I looked today on visitcyprus.org, the official website for the Cyprus Tourist Organisation. Normally there is very good info about different things worth looking at.

On a page about Markets they also wrote about Paphos Market in Old Town. But they wrote there was a meat market. There is for sure not now, but has it ever been?


----------



## Veronica (Apr 5, 2008)

I don't remember ever seeing meat for sale at Paphos market.


----------



## Baywatch (Mar 30, 2014)

Veronica said:


> I don't remember ever seeing meat for sale at Paphos market.

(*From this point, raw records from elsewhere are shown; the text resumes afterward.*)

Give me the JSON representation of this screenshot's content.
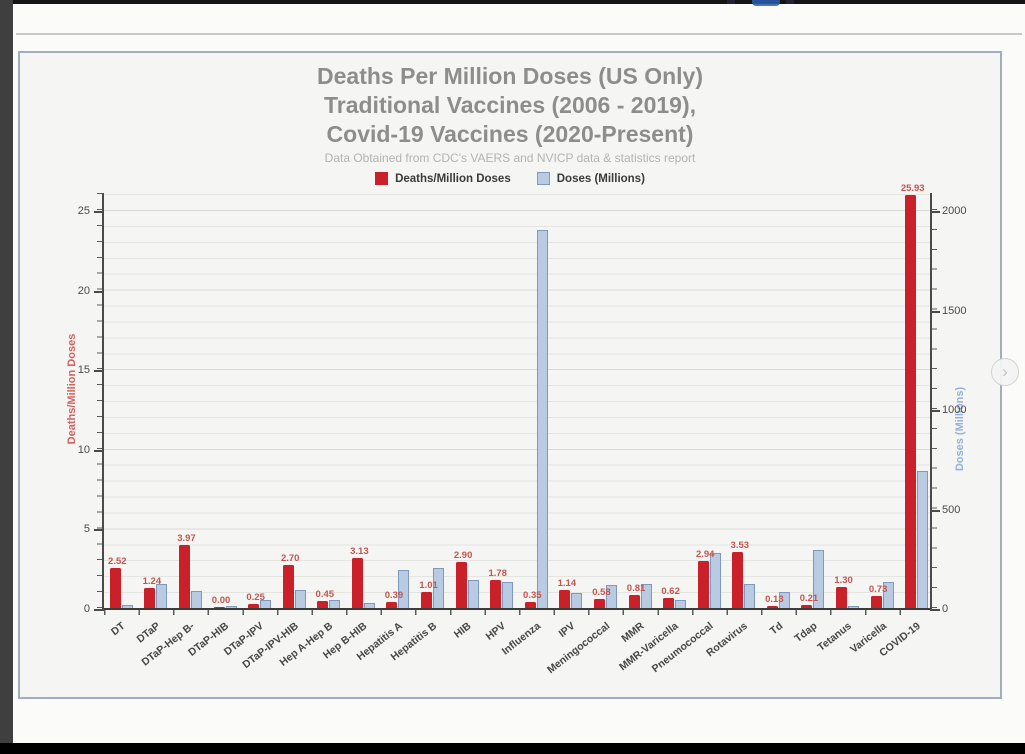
{
  "page": {
    "next_button_glyph": "›"
  },
  "colors": {
    "deaths_red": "#c9202a",
    "doses_blue_fill": "#b9cbe2",
    "doses_blue_border": "#7e99c0",
    "title_gray": "#8d8d8d",
    "left_axis_label_red": "#d4625e",
    "right_axis_label_blue": "#92b2dc"
  },
  "chart_data": {
    "type": "bar",
    "title_lines": [
      "Deaths Per Million Doses (US Only)",
      "Traditional Vaccines (2006 - 2019),",
      "Covid-19 Vaccines (2020-Present)"
    ],
    "subtitle": "Data Obtained from CDC's VAERS and NVICP data & statistics report",
    "categories": [
      "DT",
      "DTaP",
      "DTaP-Hep B-",
      "DTaP-HIB",
      "DTaP-IPV",
      "DTaP-IPV-HIB",
      "Hep A-Hep B",
      "Hep B-HIB",
      "Hepatitis A",
      "Hepatitis B",
      "HIB",
      "HPV",
      "Influenza",
      "IPV",
      "Meningococcal",
      "MMR",
      "MMR-Varicella",
      "Pneumococcal",
      "Rotavirus",
      "Td",
      "Tdap",
      "Tetanus",
      "Varicella",
      "COVID-19"
    ],
    "series": [
      {
        "name": "Deaths/Million Doses",
        "axis": "left",
        "color": "#c9202a",
        "values": [
          2.52,
          1.24,
          3.97,
          0.0,
          0.25,
          2.7,
          0.45,
          3.13,
          0.39,
          1.01,
          2.9,
          1.78,
          0.35,
          1.14,
          0.58,
          0.81,
          0.62,
          2.94,
          3.53,
          0.13,
          0.21,
          1.3,
          0.73,
          25.93
        ],
        "labels": [
          "2.52",
          "1.24",
          "3.97",
          "0.00",
          "0.25",
          "2.70",
          "0.45",
          "3.13",
          "0.39",
          "1.01",
          "2.90",
          "1.78",
          "0.35",
          "1.14",
          "0.58",
          "0.81",
          "0.62",
          "2.94",
          "3.53",
          "0.13",
          "0.21",
          "1.30",
          "0.73",
          "25.93"
        ]
      },
      {
        "name": "Doses (Millions)",
        "axis": "right",
        "color": "#b9cbe2",
        "values_millions_estimated": [
          15,
          120,
          85,
          8,
          40,
          90,
          40,
          25,
          190,
          200,
          140,
          130,
          1900,
          75,
          115,
          120,
          42,
          275,
          120,
          80,
          290,
          10,
          130,
          690
        ]
      }
    ],
    "legend": [
      {
        "label": "Deaths/Million Doses",
        "swatch": "#c9202a"
      },
      {
        "label": "Doses (Millions)",
        "swatch": "#b9cbe2"
      }
    ],
    "left_axis": {
      "label": "Deaths/Million Doses",
      "ticks": [
        0,
        5,
        10,
        15,
        20,
        25
      ],
      "max_units": 26.2
    },
    "right_axis": {
      "label": "Doses (Millions)",
      "ticks": [
        0,
        500,
        1000,
        1500,
        2000
      ],
      "max_millions": 2000,
      "millions_at_left_max_tick": 2000
    },
    "grid": true,
    "legend_position": "top"
  }
}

If you ask there toda they just shake heads. And I doubt that it is allowed by EU rules. But perhaps before. We were there yesterday on the vegetable market, but it was not much


----------



## Baywatch (Mar 30, 2014)

Baywatch said:


> If you ask there toda they just shake heads. And I doubt that it is allowed by EU rules. But perhaps before. We were there yesterday on the vegetable market, but it was not much


An Australian woman that has lived here for 27 years told me that there was a butchers market in Paphos before. But closed long ago, just before the EU membership.


----------



## Veronica (Apr 5, 2008)

I would think that would be because having meat products out in the open with no refrigeration or protection from flies would be illegal by EU laws.
I believe certain criteria had to met before Cyprus was admitted.
I know that even when we first came here over 11 years ago there was no meat at Paphos market.

It would seen that visit Cyprus org website is in need of up dating but then that is normal for Cyprus websites.


----------



## Baywatch (Mar 30, 2014)

Veronica said:


> I would think that would be because having meat products out in the open with no refrigeration or protection from flies would be illegal by EU laws.
> I believe certain criteria had to met before Cyprus was admitted.
> I know that even when we first came here over 11 years ago there was no meat at Paphos market.
> 
> It would seen that visit Cyprus org website is in need of up dating but then that is normal for Cyprus websites.


I am sure you are right in both cases


----------